Según la investigación, el joven habría sido asesinado por su padre en un contexto de violencia doméstica. Pero detrás del hecho policial emerge una realidad más compleja: Jonathan no era invisible. Había señales, advertencias y preocupaciones en su entorno.
Docentes de la UTU a la que asistía el adolescente habían detectado signos de maltrato y realizaron una denuncia meses antes del crimen. Hoy se investiga por qué ese aviso no tuvo el seguimiento necesario dentro del sistema.
Pero la pregunta que queda flotando es más amplia que cualquier expediente judicial:
¿Cuántas veces la violencia se vuelve parte del paisaje cotidiano hasta que ya es demasiado tarde?
Los casos de violencia contra niños y adolescentes rara vez aparecen de un día para otro. Suelen estar precedidos por silencios, miedos, señales que se minimizan o que se pierden entre trámites burocráticos y responsabilidades dispersas.
Por eso, cuando un niño muere víctima de violencia, la responsabilidad no puede quedar solamente en quien empuñó la violencia final.
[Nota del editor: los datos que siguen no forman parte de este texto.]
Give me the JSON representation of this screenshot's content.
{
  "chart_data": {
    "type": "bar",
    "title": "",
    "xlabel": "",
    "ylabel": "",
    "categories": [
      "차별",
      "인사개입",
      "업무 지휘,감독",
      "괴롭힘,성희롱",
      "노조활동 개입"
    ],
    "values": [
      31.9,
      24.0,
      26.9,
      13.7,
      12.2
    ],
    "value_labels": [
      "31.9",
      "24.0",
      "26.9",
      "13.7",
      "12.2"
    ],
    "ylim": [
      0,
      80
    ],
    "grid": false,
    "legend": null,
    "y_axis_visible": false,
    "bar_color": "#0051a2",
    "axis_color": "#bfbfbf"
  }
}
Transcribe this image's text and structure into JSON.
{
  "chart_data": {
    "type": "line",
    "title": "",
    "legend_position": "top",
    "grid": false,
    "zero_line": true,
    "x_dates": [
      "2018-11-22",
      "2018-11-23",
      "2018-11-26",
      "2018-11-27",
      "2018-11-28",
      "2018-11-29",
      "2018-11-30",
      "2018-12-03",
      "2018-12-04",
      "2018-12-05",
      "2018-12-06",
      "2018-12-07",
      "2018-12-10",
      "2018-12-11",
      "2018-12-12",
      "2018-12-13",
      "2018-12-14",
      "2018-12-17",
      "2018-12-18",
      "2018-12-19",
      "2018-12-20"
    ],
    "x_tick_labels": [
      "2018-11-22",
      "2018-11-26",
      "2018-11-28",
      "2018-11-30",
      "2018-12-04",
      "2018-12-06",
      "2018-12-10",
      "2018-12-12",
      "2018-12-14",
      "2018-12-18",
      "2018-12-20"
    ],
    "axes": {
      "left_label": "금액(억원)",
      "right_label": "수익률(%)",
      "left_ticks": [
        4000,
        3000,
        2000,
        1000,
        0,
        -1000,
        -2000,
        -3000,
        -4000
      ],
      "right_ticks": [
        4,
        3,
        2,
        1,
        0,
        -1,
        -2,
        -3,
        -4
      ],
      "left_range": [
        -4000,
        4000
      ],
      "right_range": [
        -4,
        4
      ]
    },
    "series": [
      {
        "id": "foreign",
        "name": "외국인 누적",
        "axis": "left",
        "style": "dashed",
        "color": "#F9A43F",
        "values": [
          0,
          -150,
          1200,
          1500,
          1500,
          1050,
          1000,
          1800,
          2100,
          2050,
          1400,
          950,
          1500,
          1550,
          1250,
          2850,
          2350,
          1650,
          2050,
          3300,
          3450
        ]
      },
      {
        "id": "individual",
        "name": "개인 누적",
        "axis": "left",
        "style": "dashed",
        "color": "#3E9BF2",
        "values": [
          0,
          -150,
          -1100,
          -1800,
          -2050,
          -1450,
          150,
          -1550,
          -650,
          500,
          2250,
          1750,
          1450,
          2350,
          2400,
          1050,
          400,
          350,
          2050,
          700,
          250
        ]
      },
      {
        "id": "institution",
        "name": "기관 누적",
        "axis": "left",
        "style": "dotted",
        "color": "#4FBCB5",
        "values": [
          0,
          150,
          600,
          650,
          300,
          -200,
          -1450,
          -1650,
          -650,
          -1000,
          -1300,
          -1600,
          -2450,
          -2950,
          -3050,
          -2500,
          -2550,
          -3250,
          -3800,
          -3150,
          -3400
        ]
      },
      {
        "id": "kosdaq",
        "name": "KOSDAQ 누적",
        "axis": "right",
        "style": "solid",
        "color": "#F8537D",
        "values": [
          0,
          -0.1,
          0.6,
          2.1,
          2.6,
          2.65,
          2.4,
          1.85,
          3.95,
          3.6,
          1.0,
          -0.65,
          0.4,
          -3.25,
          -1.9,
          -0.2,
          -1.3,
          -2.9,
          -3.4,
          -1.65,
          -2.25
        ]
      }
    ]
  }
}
También interpela a las instituciones, a los sistemas de protección, a los adultos que rodean a ese niño y, en cierto modo, a toda la comunidad.
No se trata de repartir culpas de manera ligera, sino de asumir una verdad incómoda: la protección de la infancia es una tarea colectiva. Cuando una alerta no se escucha, cuando una denuncia no avanza, cuando el miedo o la indiferencia ganan terreno, el riesgo crece.
Jonathan tenía 15 años. Tenía compañeros de clase, profesores que se preocuparon, vecinos que hoy hablan con dolor, y una vida que recién empezaba a escribirse.
Su historia debería ser más que un titular policial. Debería ser un llamado a revisar cómo actuamos como sociedad frente a la violencia que ocurre puertas adentro, esa que muchas veces cuesta ver, denunciar o enfrentar.
Porque cada niño debería tener algo que Jonathan no tuvo a tiempo:
una red de adultos capaces de protegerlo.
La tristeza que nos embarga ,la importancia que nos come y el dolor de no haber podido ,salvarlo….
Tenia su vida una historia de 15 denuncias , desde los dos años y murió asesinado por su progenitor a los 15 años . Con sus intestinos destrozados de los golpes y cuando agonizaba , palazos en su cabeza y tirado en una canaleta detrás de su casa. Que dolor tan grande!